Mordechai Weingarten - Biography
Mordechai Weingarten was a Jewish community leader in Jerusalem during the British Mandate.
Mordechai Weingarten, a long-time resident of the Old City of Jerusalem, was the mukhtar of the Jewish Quarter from 1935 to 1948. His family had lived in the courtyard of the Or HaChaim synagogue, on the way to the Armenian Quarter, for five generations. As chairman of the Jewish Council he was responsible for the distribution of funding from the Jewish Agency, which by 1948 amounted to £5,000 per month.
Weingarten was an advocate of co-operation with the British authorities and opposed the Haganah's presence in the Old City. In February 1948 the Haganah took charge of food distribution in the Jewish Quarter. Some weeks later Weingarten was apparently involved in the arrest by the British of the local Haganah commander who was returned to 'New Jerusalem'.
On May 13, 1948, as the British Army left Jerusalem, a Major from the Suffolk Regiment presented Weingarten with the key for the Zion Gate. With the soldiers departure Haganah forces began occupying parts of the Armenian quarter. That night after a long meeting with the Armenian Patriarch, Guregh II Israelian, Weingarten insisted that the Haganah withdraw, on condition that the Armenians prevented their properties being used for attacks on the Jewish quarter.

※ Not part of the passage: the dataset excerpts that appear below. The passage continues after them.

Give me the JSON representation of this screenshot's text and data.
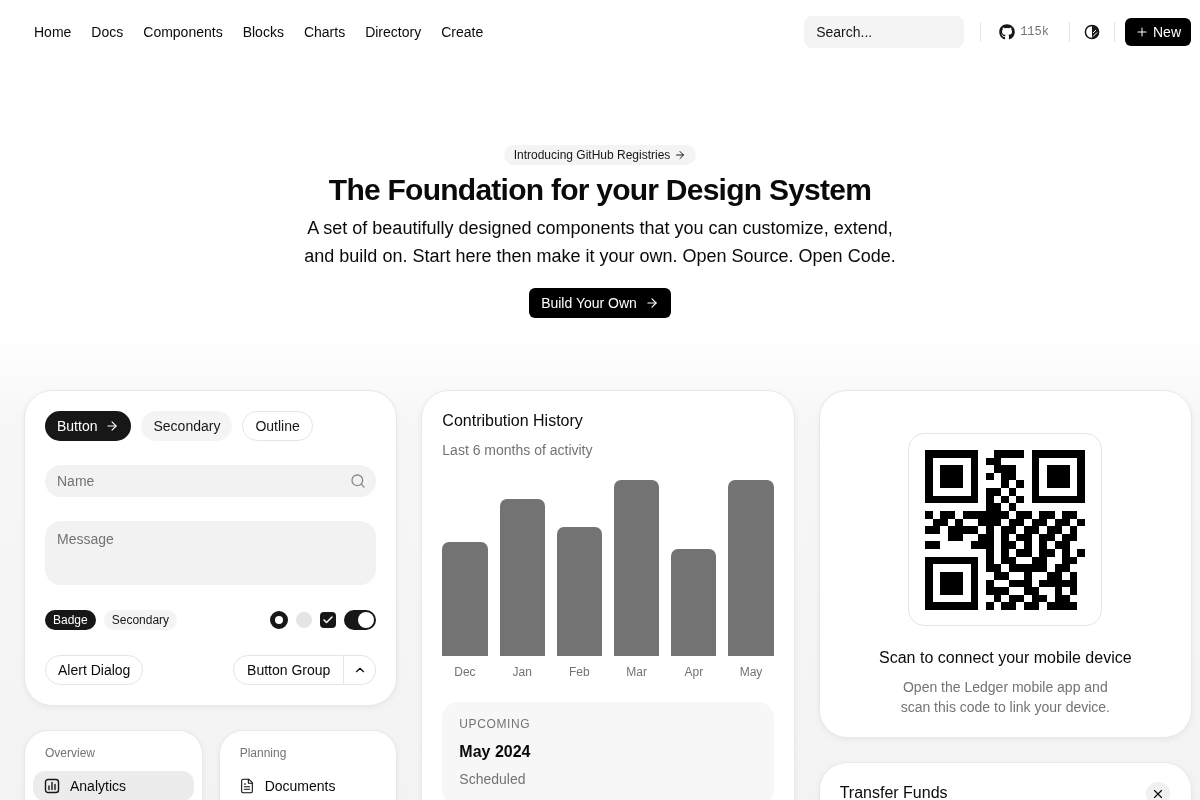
{
  "nav": {
    "links": [
      {
        "label": "Home"
      },
      {
        "label": "Docs"
      },
      {
        "label": "Components"
      },
      {
        "label": "Blocks"
      },
      {
        "label": "Charts"
      },
      {
        "label": "Directory"
      },
      {
        "label": "Create"
      }
    ],
    "search": {
      "label": "Search..."
    },
    "github_stars": "115k",
    "new_button": "New"
  },
  "hero": {
    "announcement": "Introducing GitHub Registries",
    "title": "The Foundation for your Design System",
    "subtitle": "A set of beautifully designed components that you can customize, extend, and build on. Start here then make it your own. Open Source. Open Code.",
    "cta": "Build Your Own"
  },
  "components_card": {
    "buttons": [
      {
        "label": "Button",
        "kind": "primary"
      },
      {
        "label": "Secondary",
        "kind": "secondary"
      },
      {
        "label": "Outline",
        "kind": "outline"
      }
    ],
    "name_field": {
      "placeholder": "Name"
    },
    "message_field": {
      "placeholder": "Message"
    },
    "badges": [
      {
        "label": "Badge",
        "kind": "primary"
      },
      {
        "label": "Secondary",
        "kind": "secondary"
      }
    ],
    "radios": [
      {
        "selected": true
      },
      {
        "selected": false
      }
    ],
    "checkbox": {
      "checked": true
    },
    "switch": {
      "on": true
    },
    "alert_dialog_button": "Alert Dialog",
    "button_group": {
      "label": "Button Group"
    }
  },
  "nav_cards": [
    {
      "heading": "Overview",
      "items": [
        {
          "label": "Analytics",
          "selected": true
        }
      ]
    },
    {
      "heading": "Planning",
      "items": [
        {
          "label": "Documents",
          "selected": false
        }
      ]
    }
  ],
  "contribution_card": {
    "title": "Contribution History",
    "subtitle": "Last 6 months of activity",
    "chart": {
      "months": [
        "Dec",
        "Jan",
        "Feb",
        "Mar",
        "Apr",
        "May"
      ]
    },
    "upcoming": {
      "label": "UPCOMING",
      "date": "May 2024",
      "status": "Scheduled"
    }
  },
  "qr_card": {
    "title": "Scan to connect your mobile device",
    "description": "Open the Ledger mobile app and scan this code to link your device."
  },
  "transfer_card": {
    "title": "Transfer Funds"
  }
}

Fifteen days later, on Friday May 28, with the Jewish Quarter completely cut off, Weingarten and a Hagana representative met Abdullah el Tell, local commander of the Arab Legion to discuss surrender terms. Under the surrender terms 'all men capable of bearing arms, were to be made prisoners of war. Weingarten 'succeeded in rescuing some fifty to sixty men' and insisted on accompanying the 340 POWs to Transjordan. On his return to 'New Jerusalem' on June 7 he was put under house arrest. Despite this, on July 9, he was chosen to meet Abdullah el Tell, now the Jordanian Military Commander of the Old City, to discuss the release of the prisoners taken in the Jewish Quarter, the burial of bodies left in the Quarter, and the rescue of any Scrolls of the Law that had survived. On August 17 he appeared before a commission investigating events in the Old City. His evidence was critical of the Haganah's actions, describing "complete confusion during the last week of fighting, with no military effort to maintain contact with the civilians."